Mary Ricksen said...

I have to get more organized. Your suggestions will be a big help for me.
Really good advise.

Emma Lai said...

I keep a diary of story ideas and story information. I also write the query and blurb as soon as I've finished it. The two things that I never gave any thought to was cover art or an excerpt. Those requests threw me for a while and I had to go back and do a reread. Thanks for the suggestions, Cate!

Rebecca J. Clark said...

Will you guys come over and organize my office for me? Pretty please? I am SO unorganized. I have notes here, there and everywhere about each project, even though I have a binder for each.

Cate--how long is your average spec sheet?
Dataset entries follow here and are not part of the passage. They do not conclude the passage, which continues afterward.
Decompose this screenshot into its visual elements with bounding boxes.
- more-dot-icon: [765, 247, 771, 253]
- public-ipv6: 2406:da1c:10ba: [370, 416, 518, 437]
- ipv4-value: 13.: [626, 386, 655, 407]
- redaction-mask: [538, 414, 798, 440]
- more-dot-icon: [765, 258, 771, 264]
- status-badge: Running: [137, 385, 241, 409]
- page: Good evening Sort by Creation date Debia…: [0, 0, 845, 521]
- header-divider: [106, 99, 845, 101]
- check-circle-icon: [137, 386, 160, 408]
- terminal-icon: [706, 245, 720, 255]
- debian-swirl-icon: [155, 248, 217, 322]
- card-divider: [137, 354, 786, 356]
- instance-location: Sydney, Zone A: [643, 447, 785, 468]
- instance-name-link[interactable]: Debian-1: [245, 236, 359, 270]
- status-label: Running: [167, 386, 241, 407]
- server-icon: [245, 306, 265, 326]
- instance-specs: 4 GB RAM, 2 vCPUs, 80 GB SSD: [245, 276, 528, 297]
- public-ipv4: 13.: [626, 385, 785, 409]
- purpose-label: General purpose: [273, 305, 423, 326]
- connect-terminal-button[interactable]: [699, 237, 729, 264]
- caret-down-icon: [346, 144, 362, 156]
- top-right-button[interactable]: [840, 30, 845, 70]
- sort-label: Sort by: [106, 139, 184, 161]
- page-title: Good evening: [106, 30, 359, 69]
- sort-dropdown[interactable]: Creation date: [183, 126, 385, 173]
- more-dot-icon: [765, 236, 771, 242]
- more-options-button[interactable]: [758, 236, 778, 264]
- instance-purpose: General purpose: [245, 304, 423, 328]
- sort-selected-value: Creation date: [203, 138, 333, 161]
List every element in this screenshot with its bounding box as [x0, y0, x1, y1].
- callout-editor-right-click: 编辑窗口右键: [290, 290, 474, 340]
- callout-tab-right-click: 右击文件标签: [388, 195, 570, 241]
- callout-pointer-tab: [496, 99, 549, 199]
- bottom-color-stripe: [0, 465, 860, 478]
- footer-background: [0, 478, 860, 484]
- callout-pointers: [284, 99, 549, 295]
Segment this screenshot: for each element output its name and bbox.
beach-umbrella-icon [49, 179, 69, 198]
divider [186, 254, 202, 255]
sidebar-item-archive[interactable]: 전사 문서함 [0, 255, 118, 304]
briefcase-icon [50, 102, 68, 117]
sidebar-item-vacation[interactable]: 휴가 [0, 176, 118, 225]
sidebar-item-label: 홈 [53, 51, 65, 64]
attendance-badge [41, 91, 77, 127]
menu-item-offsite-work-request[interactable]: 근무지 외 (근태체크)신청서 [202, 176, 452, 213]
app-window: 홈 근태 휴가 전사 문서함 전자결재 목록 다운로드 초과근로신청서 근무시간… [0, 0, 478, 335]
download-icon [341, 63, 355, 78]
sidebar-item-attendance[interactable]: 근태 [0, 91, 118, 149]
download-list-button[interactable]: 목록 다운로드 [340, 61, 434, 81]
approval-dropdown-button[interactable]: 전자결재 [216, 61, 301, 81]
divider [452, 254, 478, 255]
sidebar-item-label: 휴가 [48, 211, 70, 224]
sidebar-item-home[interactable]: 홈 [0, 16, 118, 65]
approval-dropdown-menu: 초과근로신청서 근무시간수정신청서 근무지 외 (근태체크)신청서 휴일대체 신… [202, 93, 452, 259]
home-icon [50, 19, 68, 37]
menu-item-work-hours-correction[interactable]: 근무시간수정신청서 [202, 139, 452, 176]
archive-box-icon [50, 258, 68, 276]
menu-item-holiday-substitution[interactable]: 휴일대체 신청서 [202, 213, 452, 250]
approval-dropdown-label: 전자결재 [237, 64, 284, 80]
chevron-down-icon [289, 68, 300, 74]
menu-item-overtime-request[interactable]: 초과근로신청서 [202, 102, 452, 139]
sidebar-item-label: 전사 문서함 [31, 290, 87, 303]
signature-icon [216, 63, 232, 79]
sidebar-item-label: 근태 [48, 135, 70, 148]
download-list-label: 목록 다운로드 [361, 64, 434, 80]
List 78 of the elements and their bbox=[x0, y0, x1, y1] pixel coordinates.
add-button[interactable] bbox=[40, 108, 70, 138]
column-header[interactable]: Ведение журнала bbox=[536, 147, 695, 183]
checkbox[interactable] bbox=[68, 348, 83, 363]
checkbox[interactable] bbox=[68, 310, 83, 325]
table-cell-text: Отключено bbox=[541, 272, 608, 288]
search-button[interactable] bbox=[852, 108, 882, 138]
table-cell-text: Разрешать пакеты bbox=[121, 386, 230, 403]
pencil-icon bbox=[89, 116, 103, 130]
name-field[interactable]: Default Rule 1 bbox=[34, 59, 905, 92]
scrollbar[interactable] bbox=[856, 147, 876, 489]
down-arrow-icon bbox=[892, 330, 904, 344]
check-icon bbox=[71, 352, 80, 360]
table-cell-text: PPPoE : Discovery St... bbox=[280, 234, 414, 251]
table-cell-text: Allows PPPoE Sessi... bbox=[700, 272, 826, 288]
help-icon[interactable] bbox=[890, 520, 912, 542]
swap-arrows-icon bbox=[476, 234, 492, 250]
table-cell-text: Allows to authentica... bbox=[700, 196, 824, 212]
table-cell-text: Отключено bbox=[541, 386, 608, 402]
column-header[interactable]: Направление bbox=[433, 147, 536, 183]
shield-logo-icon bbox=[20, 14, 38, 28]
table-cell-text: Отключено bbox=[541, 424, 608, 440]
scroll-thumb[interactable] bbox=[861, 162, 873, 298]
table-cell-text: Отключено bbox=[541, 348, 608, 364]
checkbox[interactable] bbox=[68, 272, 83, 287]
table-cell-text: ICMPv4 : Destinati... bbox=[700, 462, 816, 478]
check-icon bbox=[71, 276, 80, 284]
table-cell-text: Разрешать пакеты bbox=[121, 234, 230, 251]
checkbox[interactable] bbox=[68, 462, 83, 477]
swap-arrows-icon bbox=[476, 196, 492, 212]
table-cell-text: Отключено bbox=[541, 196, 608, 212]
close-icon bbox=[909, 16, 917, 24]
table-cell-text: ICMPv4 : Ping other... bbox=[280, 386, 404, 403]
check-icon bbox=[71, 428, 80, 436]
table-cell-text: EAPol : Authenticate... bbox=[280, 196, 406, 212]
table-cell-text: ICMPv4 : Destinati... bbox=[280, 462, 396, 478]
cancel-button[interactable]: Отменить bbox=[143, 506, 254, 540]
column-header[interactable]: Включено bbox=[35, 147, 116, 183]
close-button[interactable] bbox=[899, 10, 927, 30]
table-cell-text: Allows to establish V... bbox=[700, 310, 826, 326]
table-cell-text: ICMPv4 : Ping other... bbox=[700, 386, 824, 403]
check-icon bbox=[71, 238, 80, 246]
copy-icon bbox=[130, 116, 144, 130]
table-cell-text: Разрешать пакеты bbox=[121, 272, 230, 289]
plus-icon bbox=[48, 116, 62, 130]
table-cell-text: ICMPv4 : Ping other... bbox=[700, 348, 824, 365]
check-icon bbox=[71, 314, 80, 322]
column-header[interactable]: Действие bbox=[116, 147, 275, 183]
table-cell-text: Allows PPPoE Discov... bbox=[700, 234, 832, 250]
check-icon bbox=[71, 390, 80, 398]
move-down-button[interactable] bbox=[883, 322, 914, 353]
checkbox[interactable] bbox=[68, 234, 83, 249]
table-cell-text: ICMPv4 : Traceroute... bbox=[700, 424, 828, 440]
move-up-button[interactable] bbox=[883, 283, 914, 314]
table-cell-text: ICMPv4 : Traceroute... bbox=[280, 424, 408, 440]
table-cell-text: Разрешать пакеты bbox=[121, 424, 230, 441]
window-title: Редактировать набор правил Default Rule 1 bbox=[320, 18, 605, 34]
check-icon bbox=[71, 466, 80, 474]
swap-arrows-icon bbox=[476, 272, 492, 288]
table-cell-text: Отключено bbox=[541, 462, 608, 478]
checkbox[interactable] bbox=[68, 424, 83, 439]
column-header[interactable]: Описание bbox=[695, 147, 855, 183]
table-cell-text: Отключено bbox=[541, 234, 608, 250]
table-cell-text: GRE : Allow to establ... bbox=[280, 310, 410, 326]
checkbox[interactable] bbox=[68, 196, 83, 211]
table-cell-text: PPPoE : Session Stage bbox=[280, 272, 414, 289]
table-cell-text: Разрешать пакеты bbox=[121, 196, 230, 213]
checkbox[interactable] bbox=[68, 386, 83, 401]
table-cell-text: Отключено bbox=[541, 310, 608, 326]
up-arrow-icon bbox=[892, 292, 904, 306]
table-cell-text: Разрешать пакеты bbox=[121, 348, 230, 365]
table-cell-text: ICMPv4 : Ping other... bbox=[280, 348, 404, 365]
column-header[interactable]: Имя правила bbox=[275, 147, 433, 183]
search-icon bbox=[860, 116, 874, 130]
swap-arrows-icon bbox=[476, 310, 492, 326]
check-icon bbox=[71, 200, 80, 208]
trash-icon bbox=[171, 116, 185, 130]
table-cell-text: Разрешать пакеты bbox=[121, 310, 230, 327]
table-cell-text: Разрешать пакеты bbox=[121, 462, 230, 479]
I really like this idea.

thanks for the great post!


Cate Masters said...

My longest spec sheet is three pages - for the historical novel I'm writing. The others are each about one page. I use the spec sheet as a quick reference, and the Background document to keep longer descriptions, etc. Those usually run past 25 pages, even for shorter stories sometimes.

Helen Hardt said...

This is great advice, Cate. I was working on a story yesterday that I hadn't touched in a while, and I couldn't remember the color of the heroine's hair! I'm not kidding. Sometimes there are so many characters floating around in my head I can't keep them all straight.

Thank you for visiting the Vixens' blog this week. I agree with you -- why should we choose between Highlanders and Cowboys? ;)


Debra St. John said...

This is a great idea. I try to be organized like that, but I never seem to get there. But I did the same thing (needed to reread part of my story to get vital info!) for my last contract info sheet. This is a great time saver. Information at my fingertips.